Until the 1960s, few knew of a special unit of Navajo code talkers in the U.S. Marine Corps who helped ensure the secrecy of U.S. military communications in the Pacific theater during World War II.
As Nazuna Nagai explains, for the past several decades, however, their story has been chronicled by a photographer from Japan, the country with which they were at war, who has not only celebrated their pivotal wartime contributions but also shed light on the complex legacy of cultural suppression they endured.
The young Native American men experienced combat in several battles including the Battle of Okinawa, which raged for nearly three months until June 1945 and is widely considered the war's bloodiest conflict in the Pacific theater.
One of his photos, taken in 1987, is of a man named King Mike, a code talker who served in the Marines' sixth division in fierce battles including in Guam and other places. Mike was also called to duty when his division landed on Okinawa in April 1945 and served there for several months.
In the black-and-white photo, the elderly former Marine holds a Japanese Hinomaru flag inscribed with Japanese handwritten messages including the kanji characters for Okinawa as well as the Ryukyu Islands -- the name for Japanese islands that stretch southwest from Kyushu to Taiwan. Mike had taken the silk cloth flag back with him to his Navajo reservation in Arizona as a keepsake.
Normally, the rules of the tribe would have prevented the former Marine from taking an article from the battlefield, Kawano said, but Mike had explained that a "kind person" had written the words on the flag and presented it to him as a gift.
Mike, who according to Kawano was born in 1916, told him that Japanese people's faces were similar in appearance to the Navajo and so they felt "an affinity" toward them. He said he was "impressed with their dedication to education."
According to the National Museum of the Marine Corps and other sources, the U.S. military developed a code using the Navajo language to stop Japan from intercepting its communications.
In 1942, the U.S. military recruited Navajo troops to form a unit and developed a complex code -- including substituting some words for others and a method called compounding in which new words were created with coded meanings.
In major operations in the Pacific theater, code talkers stationed in strategic locations and special regiments at all levels of the Marine Corps communicated via radio with other Navajo troops in remote areas where the messages were then translated into English.
In World War II, 723 Native Americans were assigned to the Marines with a little more than 400 becoming Navajo code talkers. Initially starting with 211 code words in the pilot group, there were nearly 700 words in the encrypted language by the war's end.
The existence of the unit was kept secret after the war and only became public knowledge after being declassified by the U.S. government in the late 1960s.
Born in 1949 in Fukuoka Prefecture, southwestern Japan, Kawano went abroad to the United States in his 20s to hone his skills as a photographer.

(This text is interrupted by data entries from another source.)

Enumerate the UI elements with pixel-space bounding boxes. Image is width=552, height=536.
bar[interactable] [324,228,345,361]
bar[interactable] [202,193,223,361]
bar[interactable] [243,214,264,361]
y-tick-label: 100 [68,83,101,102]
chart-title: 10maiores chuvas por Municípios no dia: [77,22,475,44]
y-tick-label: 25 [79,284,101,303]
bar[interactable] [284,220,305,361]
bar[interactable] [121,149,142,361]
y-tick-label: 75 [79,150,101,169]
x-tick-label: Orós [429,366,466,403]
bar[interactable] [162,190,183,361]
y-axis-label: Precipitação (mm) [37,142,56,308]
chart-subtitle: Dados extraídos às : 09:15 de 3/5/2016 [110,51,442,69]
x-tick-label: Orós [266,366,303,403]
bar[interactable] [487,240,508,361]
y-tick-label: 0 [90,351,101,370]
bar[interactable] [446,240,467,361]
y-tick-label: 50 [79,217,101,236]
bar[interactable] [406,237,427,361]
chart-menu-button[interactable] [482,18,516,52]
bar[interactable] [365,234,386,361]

In 1975, a Navajo who had picked him up hitchhiking revealed he had fought against the Japanese in the war.
The men became fast friends and Kawano, who was later introduced to the man's fellow Navajo code talkers from the Marine Corps, began snapping their photos. He published a photo album featuring about 70 of them in the United States in 1990.
Kawano, who permanently settled on a reservation in Arizona after marrying a Navajo woman, continues his photography work today. In all, he has profiled roughly 120 of the former code talkers and now plans to publish a Japanese edition.
Many of his subjects were from a generation where the Navajo language was forbidden in schools due to policies mandating assimilation, and where violators were subjected to corporal punishment.
Kawano believes it is his mission to shine his own light on the history of oppression of Native Americans, who faced barriers to full citizenship until 1924 and did not achieve full suffrage across the nation until New Mexico became the last of the 50 states to allow indigenous people the right to vote in 1962.
"I want to leave behind these photographs of the living witnesses who were at the mercy of the U.S. government," said Kawano.
Navajo Nation, the Native American reservation of the Navajo people, spans three states, including parts of Arizona, New Mexico and Utah. A sovereign nation with its own government, its capital is based in Window Rock, Arizona.